目の前の男から視線を外せば、誰かが死ぬのだから。
そんな中、アルヴィン様が口を開いた。
「一分でいい、全力であれの足止めをしてくれ。俺がとどめを刺す」
「……何よ急に、死ぬ気じゃないでしょうね?」
「まさか」
アルヴィン様は笑ったけれど、ラーラ同様、嫌な予感がしてならない。
「正直もうすげー疲れたけど、足止めくらいならいけるぜ。お前は大丈夫なのか?」
「ああ。絶対に大丈夫だ」
「……っ」
確信めいた表情で頷くアルヴィン様がこれから何をしようとしているのか、私には分かってしまった。
──自らを犠牲にして、禁術魔法で手に入れた力を使うつもりなのだ。
禁術魔法で得た力を使えば使うほど身体は蝕まれ、命が削られていくと、彼は知っているはずなのに。
「アルヴィン、待て」
事情を知っているオーウェンもディルクも、察したに違いない。既に心は決まっているようで、アルヴィン様は首を左右に振った。
「このままだと全員死ぬことくらい、分かるだろう」
「だからって、アルヴィン様が犠牲になっていいわけじゃありません!」
少し離れた場所にいた私は自身の防御魔法を解き、アルヴィン様の元へと駆け寄る。
たとえバグを倒し報酬アイテムを得られたとしても、その時点でアルヴィン様が命を落としていたら間に合わない。

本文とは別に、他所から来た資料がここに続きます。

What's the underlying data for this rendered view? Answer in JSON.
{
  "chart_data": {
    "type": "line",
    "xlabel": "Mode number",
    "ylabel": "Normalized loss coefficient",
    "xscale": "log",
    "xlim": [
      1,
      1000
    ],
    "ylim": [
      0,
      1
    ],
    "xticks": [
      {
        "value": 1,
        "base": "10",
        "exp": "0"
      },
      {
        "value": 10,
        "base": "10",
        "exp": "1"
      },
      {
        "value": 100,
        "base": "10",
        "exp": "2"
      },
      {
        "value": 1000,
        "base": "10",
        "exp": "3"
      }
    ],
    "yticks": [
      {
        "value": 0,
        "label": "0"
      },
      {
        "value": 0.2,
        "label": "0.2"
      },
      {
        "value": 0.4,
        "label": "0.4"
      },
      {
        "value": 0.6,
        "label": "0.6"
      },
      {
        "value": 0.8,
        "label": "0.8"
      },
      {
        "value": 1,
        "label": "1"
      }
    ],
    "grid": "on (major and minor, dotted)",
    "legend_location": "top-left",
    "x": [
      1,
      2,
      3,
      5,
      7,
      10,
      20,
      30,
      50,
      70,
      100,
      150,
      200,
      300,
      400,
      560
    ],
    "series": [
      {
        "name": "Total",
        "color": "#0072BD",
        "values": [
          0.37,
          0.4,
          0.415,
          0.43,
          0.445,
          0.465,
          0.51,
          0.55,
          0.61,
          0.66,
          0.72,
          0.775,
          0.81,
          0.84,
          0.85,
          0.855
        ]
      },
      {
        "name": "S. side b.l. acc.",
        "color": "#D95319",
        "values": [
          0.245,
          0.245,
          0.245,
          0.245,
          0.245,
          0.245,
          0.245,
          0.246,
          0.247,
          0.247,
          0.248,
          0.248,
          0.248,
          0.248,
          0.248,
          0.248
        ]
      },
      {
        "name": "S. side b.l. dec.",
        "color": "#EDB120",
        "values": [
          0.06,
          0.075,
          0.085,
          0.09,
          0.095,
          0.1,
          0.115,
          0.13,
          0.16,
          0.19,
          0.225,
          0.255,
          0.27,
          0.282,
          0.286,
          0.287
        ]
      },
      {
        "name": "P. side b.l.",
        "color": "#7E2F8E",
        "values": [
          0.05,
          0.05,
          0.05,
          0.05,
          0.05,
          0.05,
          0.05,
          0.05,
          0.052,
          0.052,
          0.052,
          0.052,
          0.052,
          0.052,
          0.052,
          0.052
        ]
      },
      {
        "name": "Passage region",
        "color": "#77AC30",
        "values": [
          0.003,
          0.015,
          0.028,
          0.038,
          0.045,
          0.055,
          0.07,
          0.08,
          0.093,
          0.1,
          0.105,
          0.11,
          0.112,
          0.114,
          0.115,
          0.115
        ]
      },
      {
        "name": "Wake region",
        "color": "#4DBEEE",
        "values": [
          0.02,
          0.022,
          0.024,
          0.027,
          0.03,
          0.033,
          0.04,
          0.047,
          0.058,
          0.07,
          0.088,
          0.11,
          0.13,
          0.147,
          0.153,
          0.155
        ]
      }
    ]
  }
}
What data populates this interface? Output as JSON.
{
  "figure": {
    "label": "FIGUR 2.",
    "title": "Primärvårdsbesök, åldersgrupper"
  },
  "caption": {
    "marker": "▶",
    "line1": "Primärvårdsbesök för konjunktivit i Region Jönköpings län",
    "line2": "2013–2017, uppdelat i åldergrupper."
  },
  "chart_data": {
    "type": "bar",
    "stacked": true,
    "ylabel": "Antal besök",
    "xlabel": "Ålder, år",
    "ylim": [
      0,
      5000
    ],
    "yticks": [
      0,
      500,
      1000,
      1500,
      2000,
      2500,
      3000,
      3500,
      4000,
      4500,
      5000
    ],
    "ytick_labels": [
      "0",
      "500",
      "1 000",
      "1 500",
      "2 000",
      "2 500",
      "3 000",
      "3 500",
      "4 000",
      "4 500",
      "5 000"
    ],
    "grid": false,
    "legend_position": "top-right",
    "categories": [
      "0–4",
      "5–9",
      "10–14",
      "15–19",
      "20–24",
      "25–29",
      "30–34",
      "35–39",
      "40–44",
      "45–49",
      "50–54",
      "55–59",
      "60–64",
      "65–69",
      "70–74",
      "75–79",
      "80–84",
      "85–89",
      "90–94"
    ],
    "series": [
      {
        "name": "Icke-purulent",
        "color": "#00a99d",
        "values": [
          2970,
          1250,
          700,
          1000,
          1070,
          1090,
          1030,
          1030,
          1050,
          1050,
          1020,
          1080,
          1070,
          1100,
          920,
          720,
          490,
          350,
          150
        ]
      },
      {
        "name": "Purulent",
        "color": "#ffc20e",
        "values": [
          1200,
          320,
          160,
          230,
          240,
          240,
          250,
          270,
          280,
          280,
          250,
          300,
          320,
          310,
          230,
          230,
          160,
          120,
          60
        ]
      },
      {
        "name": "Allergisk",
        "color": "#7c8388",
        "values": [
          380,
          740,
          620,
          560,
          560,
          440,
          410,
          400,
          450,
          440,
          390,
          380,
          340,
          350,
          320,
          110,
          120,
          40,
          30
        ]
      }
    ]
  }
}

何かまだ他に方法があるはずだと訴えても、聞く耳を持ってはくれない。
「ニナが死ぬよりはいい」
はっきり口にしたアルヴィン様は、私の頬に触れた。
「それに俺だって死ぬつもりはないよ。仲間の力を信じているから」
その瞬間、テオの手元が狂い、放たれた矢がオーウェンの毛先を掠めた。
それでもテオが謝罪の言葉を、オーウェンが責めるような言葉を紡ぐこともない。
アルヴィン様の口から「信じる」という言葉が発されたことに、誰もが驚きを隠せないようだった。